RSF School board aims to keep parents informed as budget process continues

Rancho Santa Fe community members have asked questions and expressed fears to the Rancho Santa Fe School District board following the layoff notices issued to 19 members of the certificated teaching staff at R. Roger Rowe School last week. At the board’s March 8 special meeting, President Sarah Neal read a statement in response to the concerns she has heard from parents, in an effort to calm some fears and provide reassurances.

“No final decisions have been made, we are still in the midst of the ongoing budget process,” Neal said, noting that the community will have an opportunity to be involved.

“Some difficult decisions will be made. Reduction in staffing is inevitable. Currently the district employs 111 staff members and we have 600 students and 92 percent of our budget is staffing and benefits and these costs are rising,” Neal said. “Parting ways with people, through no fault of their own, that we deeply value and have made an impact in our children, school and community, is extremely tough.”

Every teacher who receives a pink slip has the opportunity to contest the decision during a hearing. At the board’s March 8 meeting, they approved an agreement with the California Department of General Services’ Office of Administrative Hearings to provide administrative law judges to conduct those hearings.
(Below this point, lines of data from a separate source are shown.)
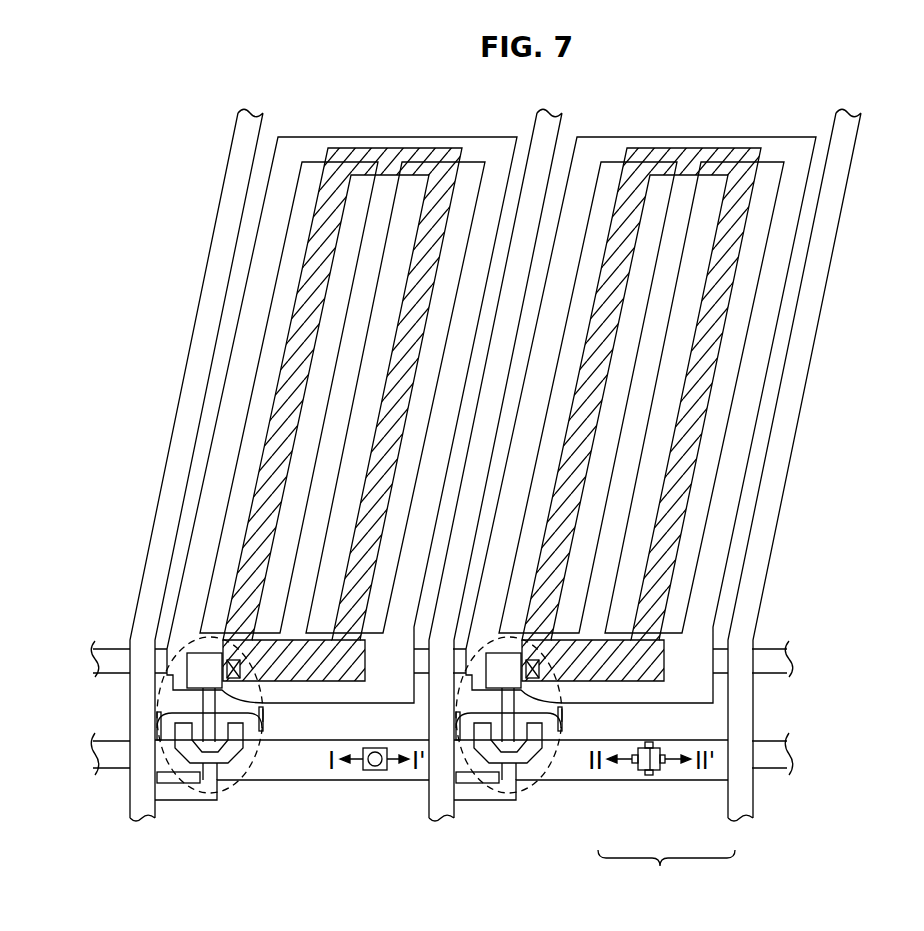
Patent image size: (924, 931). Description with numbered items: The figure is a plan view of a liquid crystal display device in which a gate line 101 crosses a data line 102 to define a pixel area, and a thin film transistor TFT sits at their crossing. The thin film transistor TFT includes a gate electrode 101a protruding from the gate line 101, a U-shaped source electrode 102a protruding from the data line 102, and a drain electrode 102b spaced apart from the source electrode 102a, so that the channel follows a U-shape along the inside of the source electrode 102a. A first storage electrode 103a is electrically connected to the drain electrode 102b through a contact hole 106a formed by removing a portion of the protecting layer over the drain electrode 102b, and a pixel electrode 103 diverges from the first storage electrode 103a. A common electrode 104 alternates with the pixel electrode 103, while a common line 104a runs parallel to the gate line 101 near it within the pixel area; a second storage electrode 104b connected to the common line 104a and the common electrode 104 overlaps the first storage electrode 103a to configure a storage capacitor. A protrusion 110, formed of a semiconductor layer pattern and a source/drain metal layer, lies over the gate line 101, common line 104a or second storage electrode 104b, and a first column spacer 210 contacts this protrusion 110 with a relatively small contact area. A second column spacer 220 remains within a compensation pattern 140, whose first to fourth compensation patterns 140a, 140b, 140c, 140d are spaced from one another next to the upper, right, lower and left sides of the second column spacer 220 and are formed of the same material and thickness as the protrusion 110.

The gate line 101 is at (285, 770).
The gate electrode 101a is at (158, 727).
The data line 102 is at (138, 700).
The U-shaped source electrode 102a is at (241, 787).
The drain electrode 102b is at (264, 717).
The pixel electrode 103 is at (725, 310).
The first storage electrode 103a is at (665, 658).
The common electrode 104 is at (802, 200).
The common line 104a is at (727, 682).
The second storage electrode 104b is at (720, 690).
The contact hole 106a is at (242, 669).
The protrusion 110 is at (368, 771).
The first column spacer 210 is at (385, 771).
The compensation pattern 140 is at (666, 823).
The first compensation pattern 140a is at (641, 772).
The second compensation pattern 140b is at (660, 774).
The third compensation pattern 140c is at (648, 772).
The fourth compensation pattern 140d is at (632, 762).
The second column spacer 220 is at (650, 742).
The thin film transistor TFT is at (203, 800).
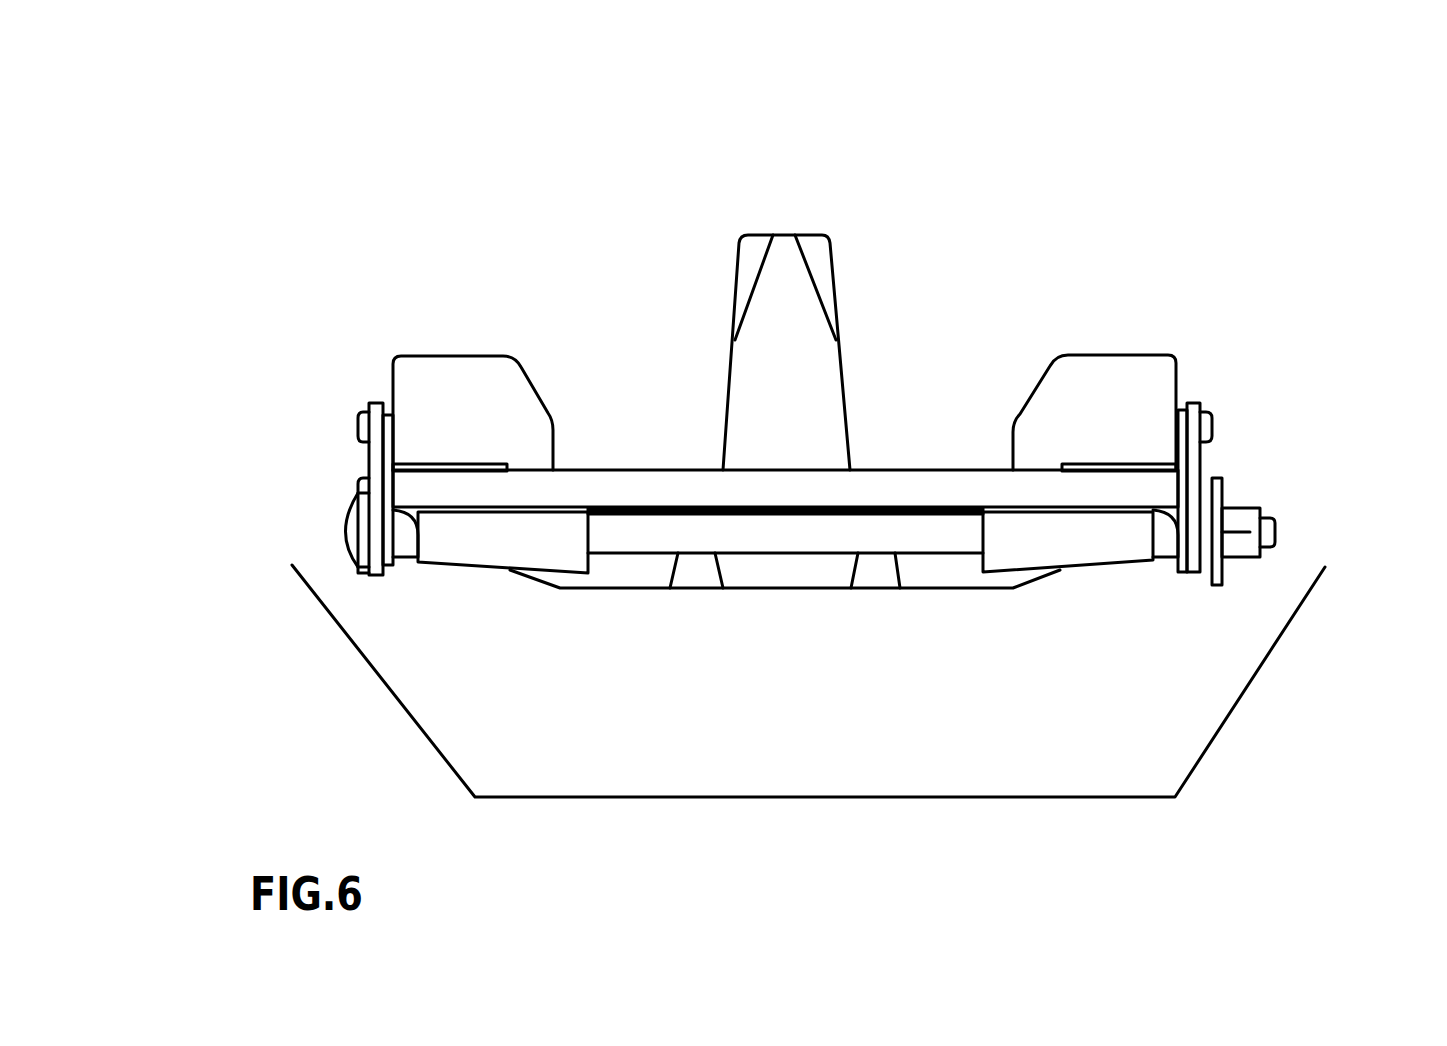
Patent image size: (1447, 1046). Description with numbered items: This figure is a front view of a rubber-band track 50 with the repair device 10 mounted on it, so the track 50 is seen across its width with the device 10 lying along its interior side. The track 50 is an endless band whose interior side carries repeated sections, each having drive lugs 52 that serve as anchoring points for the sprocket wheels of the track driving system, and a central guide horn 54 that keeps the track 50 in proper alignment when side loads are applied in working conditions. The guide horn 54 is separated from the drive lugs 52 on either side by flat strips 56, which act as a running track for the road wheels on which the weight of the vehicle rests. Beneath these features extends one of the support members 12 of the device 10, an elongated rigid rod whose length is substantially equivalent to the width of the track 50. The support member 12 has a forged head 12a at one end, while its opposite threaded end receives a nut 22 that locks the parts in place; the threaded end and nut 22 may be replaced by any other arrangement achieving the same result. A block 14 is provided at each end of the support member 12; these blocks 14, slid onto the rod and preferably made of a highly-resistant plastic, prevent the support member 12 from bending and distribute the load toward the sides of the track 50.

As the budget process continues, Neal said all departments will be evaluated, including central office and administration. While the district was required to provide advance notice about potential layoffs by March 15, final staffing decisions won’t be made until May and the 2019-20 budget will be approved in June.

During public comment, parent Marsi Havenstein said that the way the cuts are being handled could end up costing the school more in the long run. She asked that the board be mindful of how the layoffs could impact the school’s reputation, future donations and “idiosyncrasies” that make the school special such as the librarian position.

“We have a librarian that’s not a librarian. She doesn’t check books in and out, she is our social-emotional hub of the school,” Havenstein said. “I understand that you’re going to have to make some cuts and you can’t make everybody happy but there are certain positions that are gurus of the school that in no way should be eliminated.”

Neal said after two years of increasing external fiscal pressures, the board set a goal to “support excellence in our district while working within a balanced budget.” As the board undertakes this budget process, Neal said they are fortunate to have the “fresh lens” of new Superintendent Donna Tripi, who is completing thorough evaluations before making her final recommendations.

“The board has complete confidence that Donna is keeping the students in the center of all her recommendations and is clear on the priorities,” she said.

With the proposed cuts, Neal said the district would maintain the 20:1 teacher to student ratio, individualized instruction, and enrichment programs for students taught primarily by middle school specialists.

The only program being removed is middle school dance and health electives and Neal said the board continues to have high expectations for student achievement in English Language arts —literacy support will be continued through full-time teachers.

“Decisions are not being made in haste. Many of these initial considerations are consistent with recommendations the board has received from prior leadership and the community input we have gained over the past two years,” Neal said.

As positions will be eliminated, certain staff will have the opportunity to return to the classroom and certain staff will unfortunately be laid off. Neal said California Education Code dictates exactly how that affects individuals and it is based on seniority—“We have no control over this.”

“Combined, your school board shares more than 30 years as parents and residents in the district and have a vested interest in the success of all of your children and the children of the future. We each bring unique and varied perspectives and expertise to support these important decisions,” Neal said. “We look forward to moving forward together and appreciate everyone’s patience and support.”